- Born: 1964 (age 61–62) Mumbai, India
- Education: L S Raheja School of Architecture School of Planning and Architecture, New Delhi University of York
- Occupation: Architect
- Awards: Award of Distinction, Merit and Honourable Mention under UNESCO Asia-Pacific Awards for Cultural Heritage Conservation for J. N. Petit Library (2013), Christ Church, Byculla (2017) and Flora Fountain (2019)
- Projects: Restoration of Mumbai's heritage sites, including Flora Fountain, Wellington Fountain, Dr. Bhau Daji Lad Museum and Rajabai Clock Tower
- Website: www.vikasdilawari.in

= Vikas Dilawari =

Indian conservation architect (born 1964)

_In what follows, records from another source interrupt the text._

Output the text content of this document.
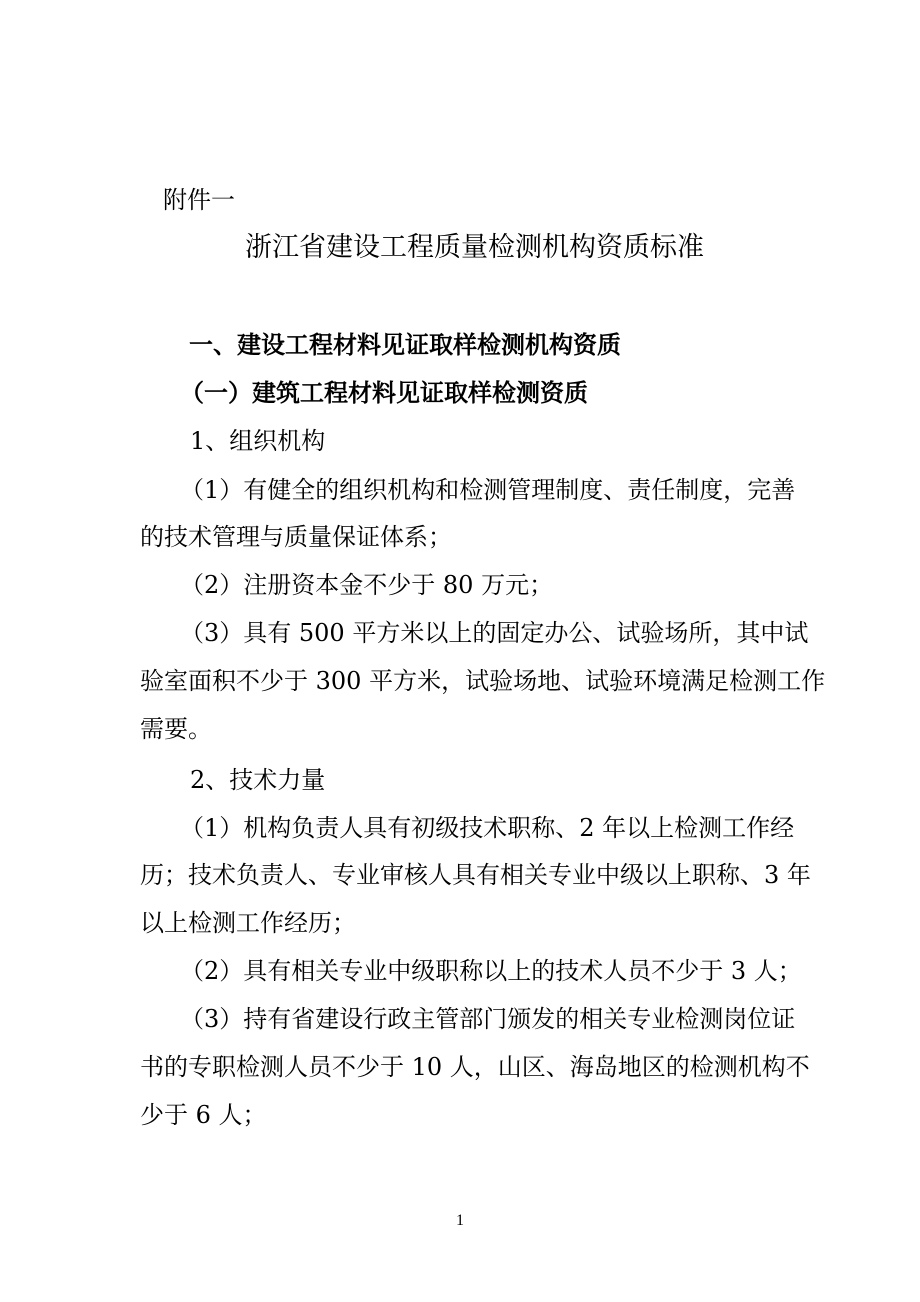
附件一
浙江省建设工程质量检测机构资质标准
一、建设工程材料见证取样检测机构资质
（一）建筑工程材料见证取样检测资质
1、组织机构
（1）有健全的组织机构和检测管理制度、责任制度，完善
的技术管理与质量保证体系；
（2）注册资本金不少于 80 万元；
（3）具有 500 平方米以上的固定办公、试验场所，其中试
验室面积不少于 300 平方米，试验场地、试验环境满足检测工作
需要。
2、技术力量
（1）机构负责人具有初级技术职称、2 年以上检测工作经
历；技术负责人、专业审核人具有相关专业中级以上职称、3 年
以上检测工作经历；
（2）具有相关专业中级职称以上的技术人员不少于 3 人；
（3）持有省建设行政主管部门颁发的相关专业检测岗位证
书的专职检测人员不少于 10 人，山区、海岛地区的检测机构不
少于 6 人；
1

Vikas Dilawari (born 1964) is an Indian conservation architect who has restored at-risk monuments and heritage buildings in Mumbai, including the Victoria Terminus, Rajabai Clock Tower, Dr. Bhau Daji Lad Museum, Wellington Fountain and Christ Church, Byculla. 16 restoration projects carried out by his team have been recognised by the UNESCO Asia-Pacific Awards for Cultural Heritage Conservation, including the 2019 work on the Flora Fountain, which was designed by architect Richard Norman Shaw and completed in 1864.

==Biography==
Dilawari was born in Mumbai and attended Jamnabai Narsee School. He then went to L S Raheja School of Architecture for a degree in architecture, and later got a master's degree from the School of Planning and Architecture, New Delhi. He was awarded a fellowship in conservation studies by the University of York, England.

==Career==
In 1984, as a student, Dilawari worked part-time with Ved Segan, one of the country's first architectural conservationists, who designed Prithvi Theatre and restored Gaiety Theatre in Shimla. After his fellowship in York ended in 1995, Dilawar returned to India and set up his eponymous practice Vikas Dilawari Associates. One of his first major projects was to restore the Army and Navy Building in Kala Ghoda, which was designed by Frederick William Stevens. In 2000, the firm restored the Rajabai Clock Tower, a World Heritage Site designed by George Gilbert Scott. In recent years, his team has restored Mulji Jetha Fountain, Bomanjee Hormarjee Wadia Clock Tower and the Wellington Fountain, in association with INTACH and the Kala Ghoda Association. Around 16 restoration projects undertaken by their team have been awarded under the UNESCO Asia-Pacific Awards for Cultural Heritage Conservation.